Auch die Finanzierung seines zweiten Wahlkampfes 2012 wird von der Justiz untersucht. Dazu hat die Staatsanwaltschaft schon im Februar 2016 ein Ermittlungsverfahren eingeleitet. Sarkozy soll die vorgeschriebene Budget-Obergrenze von 22,5 Millionen Euro für seinen Wahlkampf überschritten haben.

Sarkozy hatte sich 2012 nach der Niederlage aus der Politik zurückgezogen, versuchte aber vor anderthalb Jahren ein politisches Comeback. Er ging noch mal als Anwärter für die Präsidentschaftskandidatur seiner Partei ins Rennen, schied aber schon in der Vorwahl im November 2016 aus. In diesem Wahlkampf hatte er die Gerüchte über eine Finanzierung durch Libyen im Jahr 2007 erneut zurückgewiesen.

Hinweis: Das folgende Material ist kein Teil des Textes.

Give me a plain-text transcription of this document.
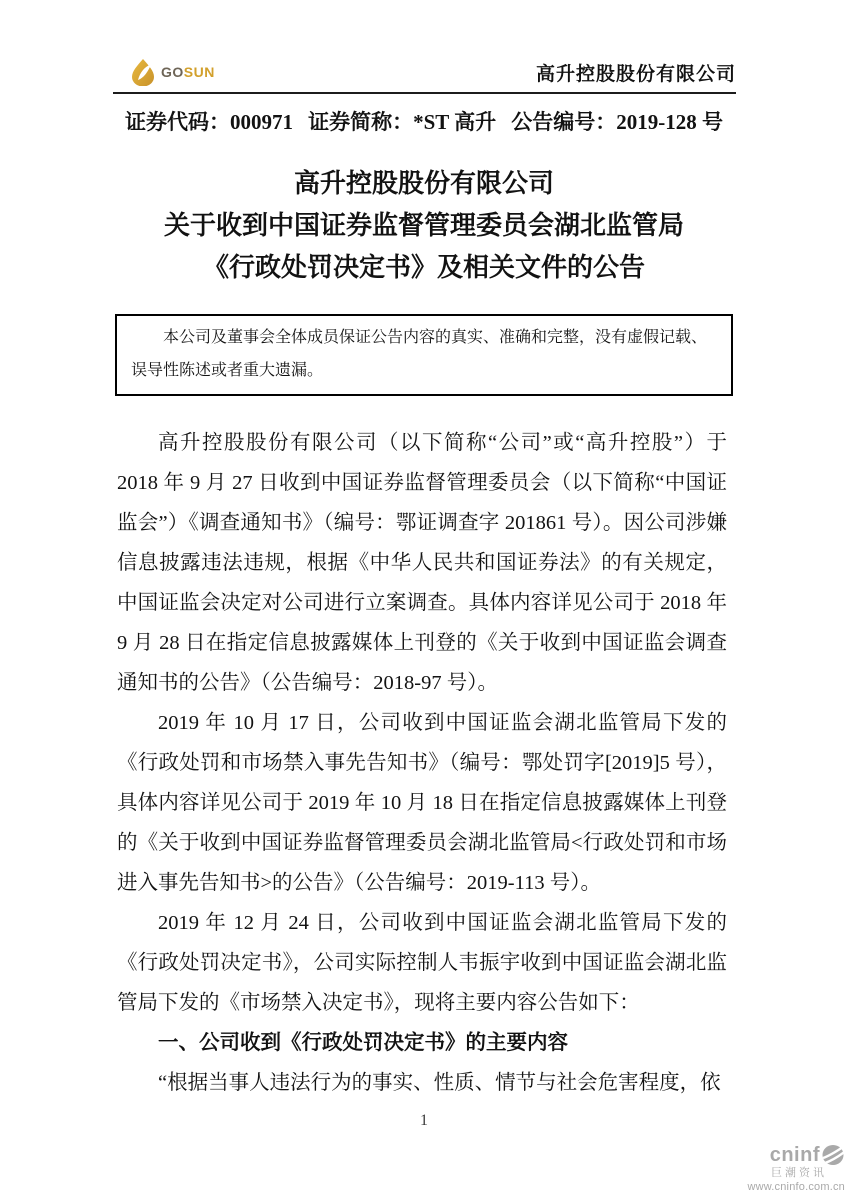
GOSUN	高升控股股份有限公司
证券代码：000971 证券简称：*ST 高升 公告编号：2019-128 号
高升控股股份有限公司
关于收到中国证券监督管理委员会湖北监管局
《行政处罚决定书》及相关文件的公告
本公司及董事会全体成员保证公告内容的真实、准确和完整，没有虚假记载、
误导性陈述或者重大遗漏。

高升控股股份有限公司（以下简称“公司”或“高升控股”）于 2018 年 9 月 27 日收到中国证券监督管理委员会（以下简称“中国证监会”）《调查通知书》（编号：鄂证调查字 201861 号）。因公司涉嫌信息披露违法违规，根据《中华人民共和国证券法》的有关规定，中国证监会决定对公司进行立案调查。具体内容详见公司于 2018 年 9 月 28 日在指定信息披露媒体上刊登的《关于收到中国证监会调查通知书的公告》（公告编号：2018-97 号）。

2019 年 10 月 17 日，公司收到中国证监会湖北监管局下发的《行政处罚和市场禁入事先告知书》（编号：鄂处罚字[2019]5 号），具体内容详见公司于 2019 年 10 月 18 日在指定信息披露媒体上刊登的《关于收到中国证券监督管理委员会湖北监管局<行政处罚和市场进入事先告知书>的公告》（公告编号：2019-113 号）。

2019 年 12 月 24 日，公司收到中国证监会湖北监管局下发的《行政处罚决定书》，公司实际控制人韦振宇收到中国证监会湖北监管局下发的《市场禁入决定书》，现将主要内容公告如下：

一、公司收到《行政处罚决定书》的主要内容

“根据当事人违法行为的事实、性质、情节与社会危害程度，依

1
cninf
巨潮资讯
www.cninfo.com.cn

Doch nicht nur Sarkozy hatte eine besondere Beziehung zu Libyen. Das französische Verhältnis zu Libyen war schon immer zwiespältig und von Wirtschaftsinteressen geprägt. Frankreich sah Libyen als geeigneten Abnehmer seiner Militär- und Nukleartechnik.

Auf Einladung von Präsident Emmanuel Macron haben sich 2017 zwei wichtige Gegner im libyschen Bürgerkrieg bei Paris getroffen, um unter UN-Aufsicht einen Friedensprozess einzuleiten. Die Stabilisierung der Lage in Libyen ist für Europa wegen der Flüchtlingskrise von großer Bedeutung.